Abstract of OPT-DG2 Project

The high order 3D Discontinuous Galerkin code Fluxo is an open-source project (github.com/project-fluxo) and has been developed over the last 5 years at IPP. Fluxo solves the 3D MHD equations, including nonlinear and resistive terms, has an explicit time integration and uses unstructured hexahedral meshes. The code aims to improve the scalability of 3D nonlinear MHD simulations of fusion plasmas.

The code is pure-MPI parallelized and production runs of O(10,000) MPI ranks are possible. Fluxo exhibits excellent weak and strong scaling on current NUMA architectures. This is related to the Discontinuous Galerkin scheme with explicit time integration, having dense local operations, only direct neighbor communication and a low memory consumption. A point-to-point non-blocking MPI communication is employed, which overlaps with local computations.

In the first assessment project (2017) carried out by HLST, the MPI parallelization of Fluxo was analyzed in detail on the Marconi-Skylake architecture, and the communication/computation overlap was confirmed. In addition, a two-level communication infrastructure separating intra- and inter-node communication was implemented. This already lead to a reduced communication cost, and potential improvements for increasing the overlap were identified.

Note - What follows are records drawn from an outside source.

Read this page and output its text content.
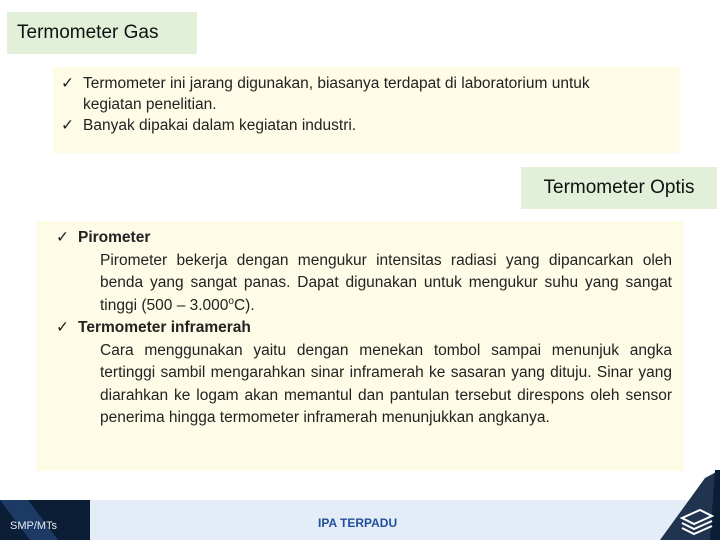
Termometer Gas
✓ Termometer ini jarang digunakan, biasanya terdapat di laboratorium untuk
kegiatan penelitian.
✓ Banyak dipakai dalam kegiatan industri.
Termometer Optis
✓ Pirometer
Pirometer bekerja dengan mengukur intensitas radiasi yang dipancarkan oleh benda yang sangat panas. Dapat digunakan untuk mengukur suhu yang sangat tinggi (500 – 3.000$^o$C).
✓ Termometer inframerah
Cara menggunakan yaitu dengan menekan tombol sampai menunjuk angka tertinggi sambil mengarahkan sinar inframerah ke sasaran yang dituju. Sinar yang diarahkan ke logam akan memantul dan pantulan tersebut direspons oleh sensor penerima hingga termometer inframerah menunjukkan angkanya.
SMP/MTs	IPA TERPADU
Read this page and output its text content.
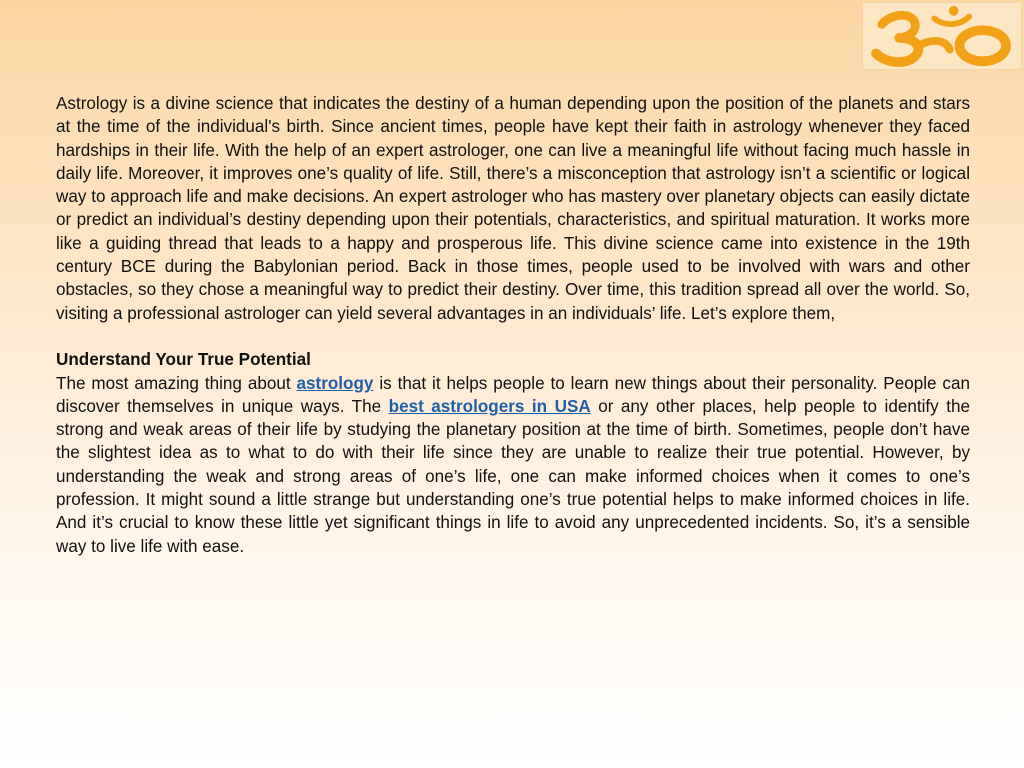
Astrology is a divine science that indicates the destiny of a human depending upon the position of the planets and stars at the time of the individual's birth. Since ancient times, people have kept their faith in astrology whenever they faced hardships in their life. With the help of an expert astrologer, one can live a meaningful life without facing much hassle in daily life. Moreover, it improves one’s quality of life. Still, there’s a misconception that astrology isn’t a scientific or logical way to approach life and make decisions. An expert astrologer who has mastery over planetary objects can easily dictate or predict an individual’s destiny depending upon their potentials, characteristics, and spiritual maturation. It works more like a guiding thread that leads to a happy and prosperous life. This divine science came into existence in the 19th century BCE during the Babylonian period. Back in those times, people used to be involved with wars and other obstacles, so they chose a meaningful way to predict their destiny. Over time, this tradition spread all over the world. So, visiting a professional astrologer can yield several advantages in an individuals’ life. Let’s explore them,

Understand Your True Potential

The most amazing thing about astrology is that it helps people to learn new things about their personality. People can discover themselves in unique ways. The best astrologers in USA or any other places, help people to identify the strong and weak areas of their life by studying the planetary position at the time of birth. Sometimes, people don’t have the slightest idea as to what to do with their life since they are unable to realize their true potential. However, by understanding the weak and strong areas of one’s life, one can make informed choices when it comes to one’s profession. It might sound a little strange but understanding one’s true potential helps to make informed choices in life. And it’s crucial to know these little yet significant things in life to avoid any unprecedented incidents. So, it’s a sensible way to live life with ease.
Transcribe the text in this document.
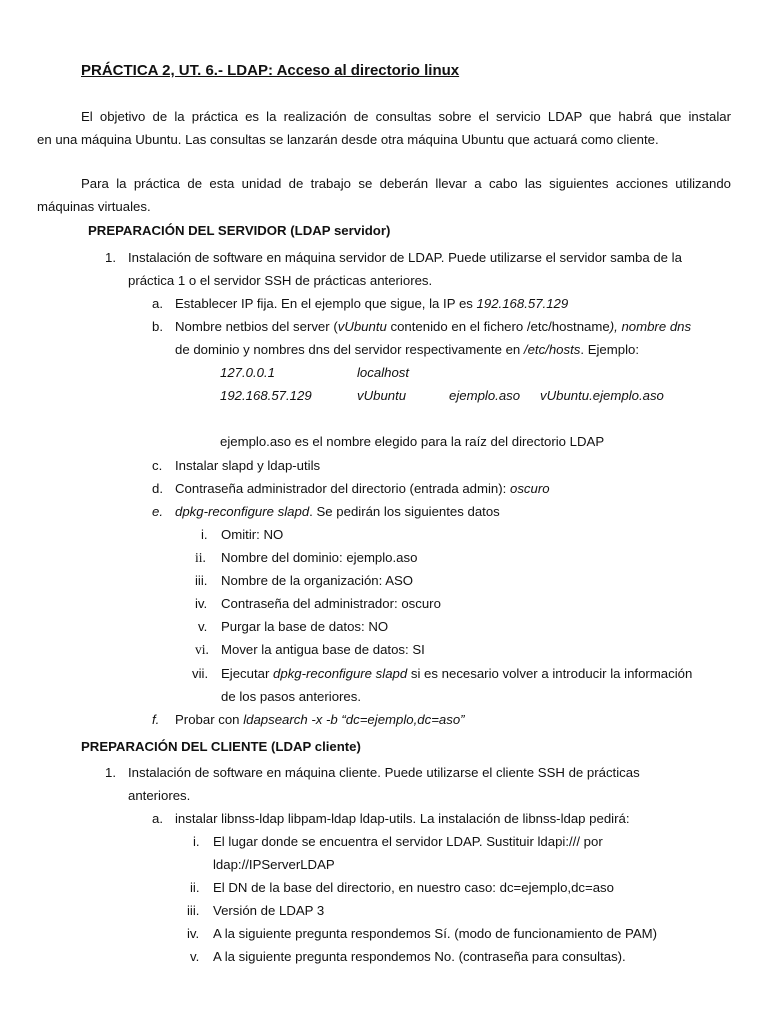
PRÁCTICA 2, UT. 6.- LDAP: Acceso al directorio linux
El objetivo de la práctica es la realización de consultas sobre el servicio LDAP que habrá que instalar
en una máquina Ubuntu. Las consultas se lanzarán desde otra máquina Ubuntu que actuará como cliente.
Para la práctica de esta unidad de trabajo se deberán llevar a cabo las siguientes acciones utilizando
máquinas virtuales.
PREPARACIÓN DEL SERVIDOR (LDAP servidor)
1. Instalación de software en máquina servidor de LDAP. Puede utilizarse el servidor samba de la
práctica 1 o el servidor SSH de prácticas anteriores.
a. Establecer IP fija. En el ejemplo que sigue, la IP es 192.168.57.129
b. Nombre netbios del server (vUbuntu contenido en el fichero /etc/hostname), nombre dns
de dominio y nombres dns del servidor respectivamente en /etc/hosts. Ejemplo:
127.0.0.1	localhost
192.168.57.129	vUbuntu	ejemplo.aso vUbuntu.ejemplo.aso
ejemplo.aso es el nombre elegido para la raíz del directorio LDAP
c. Instalar slapd y ldap-utils
d. Contraseña administrador del directorio (entrada admin): oscuro
e. dpkg-reconfigure slapd. Se pedirán los siguientes datos
i. Omitir: NO
ii. Nombre del dominio: ejemplo.aso
iii. Nombre de la organización: ASO
iv. Contraseña del administrador: oscuro
v. Purgar la base de datos: NO
vi. Mover la antigua base de datos: SI
vii. Ejecutar dpkg-reconfigure slapd si es necesario volver a introducir la información
de los pasos anteriores.
f. Probar con ldapsearch -x -b “dc=ejemplo,dc=aso”
PREPARACIÓN DEL CLIENTE (LDAP cliente)
1. Instalación de software en máquina cliente. Puede utilizarse el cliente SSH de prácticas
anteriores.
a. instalar libnss-ldap libpam-ldap ldap-utils. La instalación de libnss-ldap pedirá:
i. El lugar donde se encuentra el servidor LDAP. Sustituir ldapi:/// por
ldap://IPServerLDAP
ii. El DN de la base del directorio, en nuestro caso: dc=ejemplo,dc=aso
iii. Versión de LDAP 3
iv. A la siguiente pregunta respondemos Sí. (modo de funcionamiento de PAM)
v. A la siguiente pregunta respondemos No. (contraseña para consultas).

In the previous HLST project (OPT-DG), the potential for vectorization was assessed in detail with performance tools (Intel VTune, Advisor, Likwid) in order to make a roofline analysis. Main hotspots were identified, and a first assessment of simplified code parts regarding vectorization with AVX-512 instruction showed potential for further code optimizations. However, due to the complexity of the equation system and the data-structure of the 3D high order discretization, substantial changes in the code would be implied, beyond the scope of the project. We therefore apply for its extension, to be able to profit from the findings and insights gained and refactor the computationally heavy parts so that the vectorization potential can be fully exploited.